Family is another form of support you should rely on. If they're willing, use them.  An hour off by yourself while someone else watches the kids can do wonders. I used to always stress about leaving  the kids one more time with a sitter or family, as if I was shortchanging the kids because I wouldn't be with them. Believe me, if you are a better person for having some time alone then you are a better mother in the long run. Children benefit from having the opportunity to interact and be with different people. Get off the guilt trip.

Having fun is mandatory when you are raising a family. A mom has got to laugh and enjoy herself outside of her job as a mother. If going to have your hair colored or a manicure makes you feel better then please go do it. Need time with your husband? Then have regular date nights on the calendar set up. If you are the creative type, then carve some time out each week to tend to that passion. It's easy to lose yourself in motherhood. Love being a mother but don't be afraid to continue developing other parts of youself.

Ultimately, if you use the "f" words while raising your family: faith, friends, family and fun, you will find your sanity saved and be an even better mom.

 (mother of one)

This was a tough question for me to answer. As a mom and educator I am more trained and comfortable answering how something is done pertaining to the rearing of children rather than the care of myself. For me personally, time away from my family was never a strong need, especially when Megan was young. I have always had to work full time so being away from her so much already, when I was not working I wanted to spend my time with her, or the three of us together. I think that the fact that she is an only child comes into play with this decision. I was one of four children, as was my husband, and we both remember the sibling rivalry that took part in our families.

With an only child there is none of this, it is just you and them, no bantering or constant problem solving going on.

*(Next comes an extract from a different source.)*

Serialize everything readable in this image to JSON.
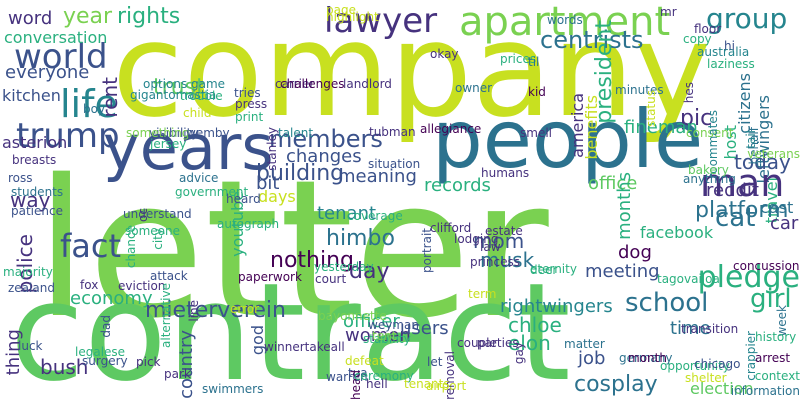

The need for time away is greatly lessened when the home front is calm and free from arguing. We could easily take Megan everywhere with us, and enjoyed doing so. Bill and I had plenty of time together after she went to bed to communicate about the day, etc.

That said, we did have little ways to ‘get a break’. I usually spent my afternoons with Meg doing errands, doing things at home, or doing school work, so Bill would take over when he got home. They would play outside, play board games, or continue homework if necessary. This gave me time to clean up from dinner, and regroup a little on my own.  Bill would then relax while I read her stories before bed. Splitting the evening routine gave each of us a little time to ourselves.  We most often took walks or bike rides together, but I might sneak in a quick run while they were together too. As she got older, upper elementary, and middle school, she had a few activities that she was involved in, and again, as our only child, this gave me time to do a few errands, read a book or exercise on my own. We also found things as our daughter got older that we all enjoyed doing, that we could do together, but at our own pace, like scrapbooking, so I was getting some time to nurture my creativity, but also spend time with her.

Finding a balance between responsibility and relaxation is challenging. Everyone needs some time to recharge their batteries, but each family must weigh their needs with the pros and cons of time away from their children, for an hour at the gym or a weekend away with spouse or friends.  Will the time really rejuvenate you, and what affect if any will it have on the children. If the children show signs of stress, anxiety or acting out, especially if they are in full time childcare, more time together might be in order, and if the break from parenting responsibilities doesn’t help you catch your breath and energize you it might be time to reevaluate your family schedule, and slow things down a little.

So enjoy your children, take that occasional step back and take a breather, some "me" time, and remember this too shall pass and they’ll be graduating high school and heading off to college before you know it, and who knows, you just might wish for a little of that "crazy" time when things quiet down.